As mentioned earlier, the MSCs will enter a state of senescence whereby they lose their ability to proliferate. This is a double-edged characteristic, as it may lower the risk of malignant tumors, but limit the therapeutic use of stem cells. It was documented that the MSCs exhibited abnormalities in the morphology of the cells, such as enlargement, reduced expression of specific surface markers, and finally senescence as they reached higher passage numbers (133,134). The entry into a state of senescence in MSCs was shown to affect the differential potential of the cells, the immunomodulation capability and their migratory ability (133).

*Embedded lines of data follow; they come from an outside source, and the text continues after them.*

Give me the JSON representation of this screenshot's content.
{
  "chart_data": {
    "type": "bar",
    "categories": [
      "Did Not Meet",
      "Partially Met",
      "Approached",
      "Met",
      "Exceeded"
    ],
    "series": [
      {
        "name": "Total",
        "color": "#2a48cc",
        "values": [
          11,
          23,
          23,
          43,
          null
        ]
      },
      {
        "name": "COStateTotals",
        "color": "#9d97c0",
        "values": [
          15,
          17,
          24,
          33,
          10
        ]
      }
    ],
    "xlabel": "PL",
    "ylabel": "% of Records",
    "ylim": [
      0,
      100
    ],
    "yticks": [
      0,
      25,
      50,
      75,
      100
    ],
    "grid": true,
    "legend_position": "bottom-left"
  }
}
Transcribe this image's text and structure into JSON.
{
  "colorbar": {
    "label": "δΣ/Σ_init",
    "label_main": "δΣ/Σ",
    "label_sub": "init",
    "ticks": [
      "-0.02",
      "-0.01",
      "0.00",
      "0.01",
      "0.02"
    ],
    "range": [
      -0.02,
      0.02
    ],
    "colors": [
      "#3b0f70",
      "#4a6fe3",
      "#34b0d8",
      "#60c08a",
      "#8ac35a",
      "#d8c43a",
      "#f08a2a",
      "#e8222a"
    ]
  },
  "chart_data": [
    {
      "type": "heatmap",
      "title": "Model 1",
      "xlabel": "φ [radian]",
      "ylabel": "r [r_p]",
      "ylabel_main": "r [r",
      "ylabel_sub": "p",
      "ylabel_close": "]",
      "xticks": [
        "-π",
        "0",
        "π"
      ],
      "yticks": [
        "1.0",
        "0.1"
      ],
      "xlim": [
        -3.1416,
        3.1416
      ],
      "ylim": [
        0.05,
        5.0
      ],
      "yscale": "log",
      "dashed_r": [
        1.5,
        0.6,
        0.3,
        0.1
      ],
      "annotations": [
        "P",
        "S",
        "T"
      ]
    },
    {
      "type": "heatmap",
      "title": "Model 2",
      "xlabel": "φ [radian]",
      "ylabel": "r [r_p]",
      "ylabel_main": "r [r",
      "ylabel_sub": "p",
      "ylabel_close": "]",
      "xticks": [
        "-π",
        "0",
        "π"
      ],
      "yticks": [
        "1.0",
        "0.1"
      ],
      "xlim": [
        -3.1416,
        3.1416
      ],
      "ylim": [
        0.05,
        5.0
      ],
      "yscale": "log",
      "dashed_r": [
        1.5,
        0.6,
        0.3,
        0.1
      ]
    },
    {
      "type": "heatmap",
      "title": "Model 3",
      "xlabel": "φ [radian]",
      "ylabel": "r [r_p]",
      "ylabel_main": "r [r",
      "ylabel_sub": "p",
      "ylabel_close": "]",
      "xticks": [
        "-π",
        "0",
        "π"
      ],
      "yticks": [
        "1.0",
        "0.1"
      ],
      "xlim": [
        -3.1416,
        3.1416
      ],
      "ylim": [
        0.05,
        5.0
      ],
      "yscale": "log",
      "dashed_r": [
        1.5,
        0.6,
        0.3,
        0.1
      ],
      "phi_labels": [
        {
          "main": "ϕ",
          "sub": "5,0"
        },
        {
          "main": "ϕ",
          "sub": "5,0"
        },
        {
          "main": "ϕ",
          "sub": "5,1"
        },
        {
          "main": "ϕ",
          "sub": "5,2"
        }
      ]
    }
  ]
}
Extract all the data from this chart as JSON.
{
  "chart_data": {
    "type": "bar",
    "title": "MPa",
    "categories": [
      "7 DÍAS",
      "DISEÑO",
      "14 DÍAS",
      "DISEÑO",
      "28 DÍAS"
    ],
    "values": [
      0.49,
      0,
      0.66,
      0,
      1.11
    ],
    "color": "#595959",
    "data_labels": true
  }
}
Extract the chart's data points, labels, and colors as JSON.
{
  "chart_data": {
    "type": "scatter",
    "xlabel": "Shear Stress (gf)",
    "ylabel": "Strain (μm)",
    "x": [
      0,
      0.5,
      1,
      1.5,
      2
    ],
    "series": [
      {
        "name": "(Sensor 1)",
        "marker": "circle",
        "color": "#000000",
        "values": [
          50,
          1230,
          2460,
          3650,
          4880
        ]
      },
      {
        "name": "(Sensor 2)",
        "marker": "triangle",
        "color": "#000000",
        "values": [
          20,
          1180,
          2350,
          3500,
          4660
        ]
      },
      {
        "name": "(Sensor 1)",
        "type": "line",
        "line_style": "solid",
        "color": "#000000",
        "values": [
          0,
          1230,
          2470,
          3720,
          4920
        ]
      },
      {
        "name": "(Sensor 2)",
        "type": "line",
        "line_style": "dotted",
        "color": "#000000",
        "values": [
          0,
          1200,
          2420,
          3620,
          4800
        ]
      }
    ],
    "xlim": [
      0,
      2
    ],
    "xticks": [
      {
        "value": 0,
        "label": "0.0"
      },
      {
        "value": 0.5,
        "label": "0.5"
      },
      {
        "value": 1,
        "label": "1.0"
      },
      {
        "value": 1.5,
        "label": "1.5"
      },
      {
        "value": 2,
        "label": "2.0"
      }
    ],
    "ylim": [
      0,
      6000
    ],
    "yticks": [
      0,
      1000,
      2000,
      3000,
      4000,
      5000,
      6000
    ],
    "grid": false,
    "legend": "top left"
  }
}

Although cryopreservation of MSCs can be used to address this issue, the process comes with its own challenges; a decrease in viability, colony forming units and integrin expression were observed after cryopreservation and thawing of the cells (135).

MSC therapy requires highly skilled professionals, as the culturing of MSCs must be performed with utmost care to prevent contamination of the cells. Additionally, considerably more research is required in order to establish a clear protocol for the isolation, expansion, differentiation and pre-conditioning of MSCs, and to determine the appropriate concentration of MSCs for use in patients with OA.

While stem cell therapy may offer an attractive option for treatment of currently uncurable diseases, the costs are currently considerably high, owing to the need to cover the cost of the individual harvesting, isolation, and expansion of cells in a sterile facility. Additionally, the increasing popularity of stem cell therapy has warranted the use widespread biobanking, and an increased access to the various highly multipotent stem cells, which could be at risk of exploitation. Hence, policies on biobanking of stem cells must be regulated to address the possible issues regarding its usage, control as well as patients' consent.